The sum of the first 20 terms common between the series 3 + 7 + 11 + 15 + ... and 1 + 6 + 11 + 16 + ... is:

We have two arithmetic progressions (A.P.s):

First A.P. : $$3,\,7,\,11,\,15,\ldots$$

Second A.P. : $$1,\,6,\,11,\,16,\ldots$$

For any A.P. the general (n-th) term is given by the well-known formula

$$T_n = a + (n-1)d,$$

where $$a$$ is the first term and $$d$$ the common difference.

Applying this formula to the first A.P. we get

$$T_n^{(1)} = 3 + (n-1)\,4.$$

Similarly, for the second A.P. we have

$$T_m^{(2)} = 1 + (m-1)\,5.$$

Now we look for the common terms, that is, all numbers which are simultaneously equal to some $$T_n^{(1)}$$ and some $$T_m^{(2)}$$. Hence we set

$$3 + (n-1)\,4 = 1 + (m-1)\,5.$$

Expanding both sides gives

$$3 + 4n - 4 \;=\; 1 + 5m - 5.$$

Simplifying each side separately,

$$4n - 1 \;=\; 5m - 4.$$

Rearranging terms to group the variables,

$$4n \;=\; 5m - 3.$$

Or, equivalently,

$$5m = 4n + 3.$$

Because the left side $$5m$$ is a multiple of $$5$$, the right side $$4n + 3$$ must also be a multiple of $$5$$. Therefore we impose the divisibility condition

$$4n + 3 \equiv 0 \pmod{5}.$$

Noting that $$4 \equiv -1 \pmod{5},$$ we rewrite the congruence:

$$-n + 3 \equiv 0 \pmod{5}.$$

Which is the same as

$$-n \equiv -3 \pmod{5},$$

and hence

$$n \equiv 3 \pmod{5}.$$

Thus $$n$$ can be expressed as

$$n = 5k + 3,$$

where $$k$$ is any non-negative integer $$k = 0,1,2,\ldots$$.

Substituting this value of $$n$$ back into the expression for the term of the first A.P. we obtain every common term:

$$\begin{aligned} T &= 3 + \bigl[(5k + 3) - 1\bigr]\;4 \\ &= 3 + (5k + 2)\,4 \\ &= 3 + 20k + 8 \\ &= 20k + 11. \end{aligned}$$

So the sequence of all common terms is itself an A.P.:

$$11,\,31,\,51,\,71,\ldots$$

From the form $$20k + 11$$ we see the first common term is $$11$$ and the common difference is $$20$$.

We are asked for the sum of the first $$20$$ such common terms.

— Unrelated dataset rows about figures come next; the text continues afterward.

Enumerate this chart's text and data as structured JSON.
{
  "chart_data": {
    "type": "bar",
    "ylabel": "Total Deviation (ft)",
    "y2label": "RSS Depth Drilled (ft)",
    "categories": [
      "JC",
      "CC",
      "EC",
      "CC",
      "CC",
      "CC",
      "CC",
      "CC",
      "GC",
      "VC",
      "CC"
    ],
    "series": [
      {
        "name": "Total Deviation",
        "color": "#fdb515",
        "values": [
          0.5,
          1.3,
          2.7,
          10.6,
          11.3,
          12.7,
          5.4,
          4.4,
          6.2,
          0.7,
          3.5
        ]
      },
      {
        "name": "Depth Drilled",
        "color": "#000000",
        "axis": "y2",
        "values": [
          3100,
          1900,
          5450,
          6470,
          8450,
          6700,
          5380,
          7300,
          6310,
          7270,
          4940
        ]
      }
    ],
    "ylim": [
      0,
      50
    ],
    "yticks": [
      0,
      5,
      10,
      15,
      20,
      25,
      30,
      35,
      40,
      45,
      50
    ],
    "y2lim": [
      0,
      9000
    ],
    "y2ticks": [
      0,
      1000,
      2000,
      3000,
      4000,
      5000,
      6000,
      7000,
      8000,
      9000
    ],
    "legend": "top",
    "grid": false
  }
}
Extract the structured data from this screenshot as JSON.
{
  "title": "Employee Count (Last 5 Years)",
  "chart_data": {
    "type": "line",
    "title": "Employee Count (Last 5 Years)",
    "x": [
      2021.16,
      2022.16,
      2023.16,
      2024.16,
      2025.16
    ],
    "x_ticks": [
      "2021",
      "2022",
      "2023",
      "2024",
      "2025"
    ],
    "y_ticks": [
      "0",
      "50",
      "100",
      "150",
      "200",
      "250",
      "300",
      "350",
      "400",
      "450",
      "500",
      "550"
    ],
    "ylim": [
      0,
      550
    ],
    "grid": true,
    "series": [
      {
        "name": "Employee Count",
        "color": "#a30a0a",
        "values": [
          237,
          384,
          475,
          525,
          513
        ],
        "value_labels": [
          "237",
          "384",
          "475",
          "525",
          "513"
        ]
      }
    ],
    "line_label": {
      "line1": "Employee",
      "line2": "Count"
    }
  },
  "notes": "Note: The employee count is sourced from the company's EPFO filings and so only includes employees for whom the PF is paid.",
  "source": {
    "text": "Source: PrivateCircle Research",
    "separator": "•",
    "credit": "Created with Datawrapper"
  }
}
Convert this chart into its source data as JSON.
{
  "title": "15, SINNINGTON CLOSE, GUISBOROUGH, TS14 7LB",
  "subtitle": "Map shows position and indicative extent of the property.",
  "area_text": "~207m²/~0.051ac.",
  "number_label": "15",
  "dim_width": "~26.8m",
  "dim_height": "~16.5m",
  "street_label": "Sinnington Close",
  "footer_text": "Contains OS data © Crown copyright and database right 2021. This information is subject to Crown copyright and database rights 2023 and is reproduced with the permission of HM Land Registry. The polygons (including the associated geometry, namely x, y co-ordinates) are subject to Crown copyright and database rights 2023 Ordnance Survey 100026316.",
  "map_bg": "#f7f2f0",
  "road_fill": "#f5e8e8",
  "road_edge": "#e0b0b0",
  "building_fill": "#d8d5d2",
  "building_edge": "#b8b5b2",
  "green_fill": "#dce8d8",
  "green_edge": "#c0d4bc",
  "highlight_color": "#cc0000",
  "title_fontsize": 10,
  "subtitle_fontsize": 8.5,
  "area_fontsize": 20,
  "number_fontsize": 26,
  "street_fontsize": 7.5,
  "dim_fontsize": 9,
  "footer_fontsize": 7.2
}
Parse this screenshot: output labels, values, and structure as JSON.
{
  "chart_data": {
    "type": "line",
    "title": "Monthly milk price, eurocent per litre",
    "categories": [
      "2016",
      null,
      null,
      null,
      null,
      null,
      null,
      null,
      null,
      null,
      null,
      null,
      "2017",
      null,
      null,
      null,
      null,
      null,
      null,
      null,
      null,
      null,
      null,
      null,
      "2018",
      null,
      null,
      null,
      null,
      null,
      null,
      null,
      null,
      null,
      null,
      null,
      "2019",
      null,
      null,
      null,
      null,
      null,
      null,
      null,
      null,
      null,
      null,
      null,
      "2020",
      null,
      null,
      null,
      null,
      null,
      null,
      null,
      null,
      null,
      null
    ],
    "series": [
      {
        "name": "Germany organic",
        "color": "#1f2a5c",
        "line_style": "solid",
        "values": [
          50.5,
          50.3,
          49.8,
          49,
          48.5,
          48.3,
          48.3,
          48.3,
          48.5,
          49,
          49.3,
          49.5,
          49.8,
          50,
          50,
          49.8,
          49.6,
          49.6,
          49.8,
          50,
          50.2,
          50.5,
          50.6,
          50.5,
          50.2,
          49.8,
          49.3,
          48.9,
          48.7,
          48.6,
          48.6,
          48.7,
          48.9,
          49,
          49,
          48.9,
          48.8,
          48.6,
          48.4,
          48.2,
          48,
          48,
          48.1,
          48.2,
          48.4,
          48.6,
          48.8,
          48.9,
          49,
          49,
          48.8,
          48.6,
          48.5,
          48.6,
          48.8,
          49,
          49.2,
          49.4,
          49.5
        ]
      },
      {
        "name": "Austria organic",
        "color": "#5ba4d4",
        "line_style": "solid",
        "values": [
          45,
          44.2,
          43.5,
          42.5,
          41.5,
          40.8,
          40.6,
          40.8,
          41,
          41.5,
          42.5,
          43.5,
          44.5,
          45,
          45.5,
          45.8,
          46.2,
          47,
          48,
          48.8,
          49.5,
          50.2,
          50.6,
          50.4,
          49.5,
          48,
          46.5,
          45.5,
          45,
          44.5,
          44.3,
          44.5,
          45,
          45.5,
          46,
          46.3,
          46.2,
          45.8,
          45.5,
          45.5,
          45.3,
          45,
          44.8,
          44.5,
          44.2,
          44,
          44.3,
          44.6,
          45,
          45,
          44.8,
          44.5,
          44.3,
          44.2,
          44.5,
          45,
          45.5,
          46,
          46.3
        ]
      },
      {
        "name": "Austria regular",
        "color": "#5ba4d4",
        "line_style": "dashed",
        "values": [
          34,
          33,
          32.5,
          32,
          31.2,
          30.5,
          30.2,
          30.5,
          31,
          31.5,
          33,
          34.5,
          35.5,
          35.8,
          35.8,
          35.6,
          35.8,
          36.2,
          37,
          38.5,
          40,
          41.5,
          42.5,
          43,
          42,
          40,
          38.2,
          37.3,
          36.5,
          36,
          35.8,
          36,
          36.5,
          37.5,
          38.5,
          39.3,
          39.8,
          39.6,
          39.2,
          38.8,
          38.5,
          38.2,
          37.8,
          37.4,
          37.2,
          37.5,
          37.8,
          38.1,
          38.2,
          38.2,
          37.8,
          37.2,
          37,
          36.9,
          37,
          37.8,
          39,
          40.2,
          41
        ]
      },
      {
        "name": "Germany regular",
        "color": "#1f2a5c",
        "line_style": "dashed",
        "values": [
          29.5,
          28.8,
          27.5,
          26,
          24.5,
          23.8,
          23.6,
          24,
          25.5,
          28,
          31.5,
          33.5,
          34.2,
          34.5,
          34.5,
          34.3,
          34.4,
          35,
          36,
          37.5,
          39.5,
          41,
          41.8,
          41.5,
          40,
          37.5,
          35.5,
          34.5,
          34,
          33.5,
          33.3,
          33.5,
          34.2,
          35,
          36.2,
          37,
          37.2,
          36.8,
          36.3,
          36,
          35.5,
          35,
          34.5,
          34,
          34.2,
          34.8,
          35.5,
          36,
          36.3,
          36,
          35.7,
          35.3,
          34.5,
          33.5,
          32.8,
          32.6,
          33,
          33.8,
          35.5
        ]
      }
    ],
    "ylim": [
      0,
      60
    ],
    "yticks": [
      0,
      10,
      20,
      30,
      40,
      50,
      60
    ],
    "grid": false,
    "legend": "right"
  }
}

Hence we take

$$a = 11,\quad d = 20,\quad n = 20.$$

For an A.P. the sum of the first $$n$$ terms is given by the formula

$$S_n = \frac{n}{2}\Bigl[\,2a + (n-1)d\,\Bigr].$$

Substituting $$n = 20,\; a = 11,\; d = 20,$$ we have

$$\begin{aligned} S_{20} &= \frac{20}{2}\Bigl[\,2(11) + (20-1)(20)\Bigr] \\ &= 10\Bigl[\,22 + 19 \times 20\Bigr] \\ &= 10\Bigl[\,22 + 380\Bigr] \\ &= 10 \times 402 \\ &= 4020. \end{aligned}$$

Hence, the correct answer is Option B.